O que queremos frisar é isso: ninguém que queira agir com bom senso aplaudirá o uso de material obtido de modo criminoso, de forma parcial e alheia ao Judiciário. Menos ainda se aplaudirá a invasão de privacidade de qualquer cidadão, ainda mais daqueles que estão servindo ao país.
6. Prova ilícita para defesa
Uma prova ilícita pode excepcionalmente ser usada para provar que algum crime não foi cometido, o que não é o caso, já que as conversas, ainda que verdadeiras, não se referem a crimes eventualmente cometidos por terceiros.
Divulgar conversas sobre palestras não atinge nenhuma acusação de fato criminoso de terceiros. É pura exposição com o fim de atacar servidores públicos. É pura aplicação de uma cultura onde qualquer cidadão pode perder seu direito à privacidade quando algum jornalista, ou alguém usando um jornalista, quiser atacar reputações.
Não é este o país onde você quer morar.
7. Conclusão: a quem interessa X o que interessa
A quem interessa expor a vida privada de um Procurador da República?
A quem interessa desmoralizar a atuação do Estado contra o crime?
A quem interessa tornar a vida privada de servidores públicos devassável?
A forma como este caso está ocorrendo e sendo tratado é inaceitável.
Esperamos que reparem que entramos no campo de pegar mensagens privadas sobre assuntos privados de cidadãos e expô-las publicamente. Discutir sobre palestras não é crime e não é assunto que justifique exposição pública, salvo se a intenção é assassinar reputações ou desqualificar agentes públicos.
Isso tem que ser repudiado. Não tem a ver com Deltan ou seus PowerPoints: tem a ver com o país onde queremos viver.
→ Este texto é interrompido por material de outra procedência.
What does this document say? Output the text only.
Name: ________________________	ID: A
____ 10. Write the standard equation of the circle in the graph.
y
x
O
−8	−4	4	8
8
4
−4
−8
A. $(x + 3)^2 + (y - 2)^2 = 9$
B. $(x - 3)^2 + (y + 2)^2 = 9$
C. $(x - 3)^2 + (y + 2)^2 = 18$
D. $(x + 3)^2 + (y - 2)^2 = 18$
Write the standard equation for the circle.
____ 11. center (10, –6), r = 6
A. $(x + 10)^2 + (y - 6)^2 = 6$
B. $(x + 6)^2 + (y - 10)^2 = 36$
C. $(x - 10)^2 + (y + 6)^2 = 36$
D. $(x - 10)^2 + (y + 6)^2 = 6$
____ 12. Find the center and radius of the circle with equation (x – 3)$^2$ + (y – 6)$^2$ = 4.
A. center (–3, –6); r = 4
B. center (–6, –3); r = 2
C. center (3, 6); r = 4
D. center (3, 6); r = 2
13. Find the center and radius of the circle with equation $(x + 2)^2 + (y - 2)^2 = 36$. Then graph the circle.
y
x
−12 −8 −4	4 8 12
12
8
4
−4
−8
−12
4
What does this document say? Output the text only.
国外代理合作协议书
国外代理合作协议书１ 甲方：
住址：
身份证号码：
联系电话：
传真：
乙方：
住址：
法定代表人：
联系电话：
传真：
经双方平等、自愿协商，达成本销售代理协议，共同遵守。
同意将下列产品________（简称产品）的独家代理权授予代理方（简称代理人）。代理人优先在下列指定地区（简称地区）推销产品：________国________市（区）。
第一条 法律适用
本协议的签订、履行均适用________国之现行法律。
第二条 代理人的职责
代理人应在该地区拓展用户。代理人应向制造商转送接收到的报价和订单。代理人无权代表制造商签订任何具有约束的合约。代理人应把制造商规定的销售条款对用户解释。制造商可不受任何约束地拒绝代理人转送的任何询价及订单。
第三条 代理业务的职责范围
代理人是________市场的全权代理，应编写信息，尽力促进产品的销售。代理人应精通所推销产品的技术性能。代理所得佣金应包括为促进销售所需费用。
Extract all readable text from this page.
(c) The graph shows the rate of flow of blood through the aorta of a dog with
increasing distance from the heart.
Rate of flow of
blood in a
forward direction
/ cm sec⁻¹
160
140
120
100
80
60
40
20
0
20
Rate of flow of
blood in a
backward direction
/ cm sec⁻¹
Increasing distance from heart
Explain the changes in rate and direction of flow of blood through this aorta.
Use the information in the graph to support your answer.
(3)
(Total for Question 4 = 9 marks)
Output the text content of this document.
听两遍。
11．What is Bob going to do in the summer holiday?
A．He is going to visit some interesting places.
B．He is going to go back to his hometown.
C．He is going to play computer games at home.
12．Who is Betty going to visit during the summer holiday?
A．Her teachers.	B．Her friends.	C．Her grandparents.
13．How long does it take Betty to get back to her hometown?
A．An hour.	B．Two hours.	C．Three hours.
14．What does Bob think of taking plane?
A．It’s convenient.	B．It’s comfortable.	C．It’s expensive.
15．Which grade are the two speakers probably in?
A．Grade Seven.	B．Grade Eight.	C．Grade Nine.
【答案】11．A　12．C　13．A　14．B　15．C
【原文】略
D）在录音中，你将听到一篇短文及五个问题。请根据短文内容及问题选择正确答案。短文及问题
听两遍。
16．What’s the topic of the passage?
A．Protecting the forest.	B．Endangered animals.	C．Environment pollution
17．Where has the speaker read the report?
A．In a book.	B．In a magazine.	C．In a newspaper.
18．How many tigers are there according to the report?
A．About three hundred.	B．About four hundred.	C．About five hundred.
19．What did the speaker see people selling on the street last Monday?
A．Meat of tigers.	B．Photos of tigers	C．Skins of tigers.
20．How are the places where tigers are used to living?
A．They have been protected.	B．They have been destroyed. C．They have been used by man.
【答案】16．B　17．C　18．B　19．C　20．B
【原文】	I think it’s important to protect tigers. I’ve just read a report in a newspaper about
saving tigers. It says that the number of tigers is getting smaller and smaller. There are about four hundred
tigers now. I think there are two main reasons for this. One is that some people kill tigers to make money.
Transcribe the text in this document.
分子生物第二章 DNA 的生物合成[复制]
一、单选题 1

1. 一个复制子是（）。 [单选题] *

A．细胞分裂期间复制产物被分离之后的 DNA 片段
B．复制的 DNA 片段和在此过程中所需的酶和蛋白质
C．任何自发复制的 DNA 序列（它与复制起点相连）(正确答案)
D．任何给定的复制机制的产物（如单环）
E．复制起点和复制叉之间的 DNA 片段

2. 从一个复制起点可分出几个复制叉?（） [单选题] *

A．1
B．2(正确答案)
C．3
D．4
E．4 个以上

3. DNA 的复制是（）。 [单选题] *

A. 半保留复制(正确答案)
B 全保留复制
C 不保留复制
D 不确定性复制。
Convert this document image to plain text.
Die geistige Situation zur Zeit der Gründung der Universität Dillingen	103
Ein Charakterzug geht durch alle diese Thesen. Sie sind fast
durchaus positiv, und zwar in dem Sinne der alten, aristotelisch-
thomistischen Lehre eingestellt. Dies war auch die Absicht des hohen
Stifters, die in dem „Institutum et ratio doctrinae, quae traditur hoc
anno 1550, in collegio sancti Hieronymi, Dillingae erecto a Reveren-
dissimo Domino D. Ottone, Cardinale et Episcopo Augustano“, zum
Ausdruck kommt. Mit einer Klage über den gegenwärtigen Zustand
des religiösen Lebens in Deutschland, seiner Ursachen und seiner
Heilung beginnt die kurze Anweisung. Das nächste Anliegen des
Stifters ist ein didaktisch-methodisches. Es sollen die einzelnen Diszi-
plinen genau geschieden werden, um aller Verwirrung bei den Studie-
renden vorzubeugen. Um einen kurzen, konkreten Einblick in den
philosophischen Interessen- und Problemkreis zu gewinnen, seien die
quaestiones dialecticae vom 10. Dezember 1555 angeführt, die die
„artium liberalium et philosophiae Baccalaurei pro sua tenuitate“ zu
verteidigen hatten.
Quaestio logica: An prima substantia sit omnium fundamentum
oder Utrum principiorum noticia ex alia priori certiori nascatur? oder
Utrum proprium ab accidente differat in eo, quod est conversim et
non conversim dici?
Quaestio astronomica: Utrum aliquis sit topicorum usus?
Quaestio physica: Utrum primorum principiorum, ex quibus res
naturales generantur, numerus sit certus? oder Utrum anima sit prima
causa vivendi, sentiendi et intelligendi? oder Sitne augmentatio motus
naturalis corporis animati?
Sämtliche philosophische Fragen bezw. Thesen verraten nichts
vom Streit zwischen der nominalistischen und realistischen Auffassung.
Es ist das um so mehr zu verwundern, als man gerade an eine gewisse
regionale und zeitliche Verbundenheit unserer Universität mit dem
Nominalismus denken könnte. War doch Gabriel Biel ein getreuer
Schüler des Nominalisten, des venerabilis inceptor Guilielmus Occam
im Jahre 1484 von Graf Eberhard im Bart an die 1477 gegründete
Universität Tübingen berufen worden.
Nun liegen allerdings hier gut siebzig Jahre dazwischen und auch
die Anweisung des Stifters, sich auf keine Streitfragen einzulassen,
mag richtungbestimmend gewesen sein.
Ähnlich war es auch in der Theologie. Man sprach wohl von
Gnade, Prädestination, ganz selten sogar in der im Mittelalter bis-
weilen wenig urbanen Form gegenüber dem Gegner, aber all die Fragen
Porém, só para constar, como palestrantes reconhecidos e experientes, informamos: não há nada de diferente nas supostas conversas expostas. A única coisa fora do comum, repetimos, é que Deltan doa a maior parte do que recebe e usa outra parte para investir em algo que acredita: combater o crime. Se erra ou acerta ao combater o crime, isso não justifica alguém expor sua privacidade de forma ilícita. Se você não gosta do Deltan, vale lembrar: esse princípio também protege você.
Finalmente, assistimos a uma palestra aberta de Deltan, ao lado de Fernando Gabeira, para a Editora Sextante. Seu tema foi como combater a corrupção. Ótima palestra. Recomendamos que você, mesmo que não goste da Lava Jato, assista. Afinal, a corrupção é ruim para todos.
No mais, quando pensar no caso, não esqueça: em que tipo de país você quer viver?
William Douglas é juiz federal no Rio de Janeiro, escritor e professor universitário.
Rogério Greco é procurador de justiça em Minas Gerais, pós-doutor, doutor, mestre, escritor e professor de Direito Penal.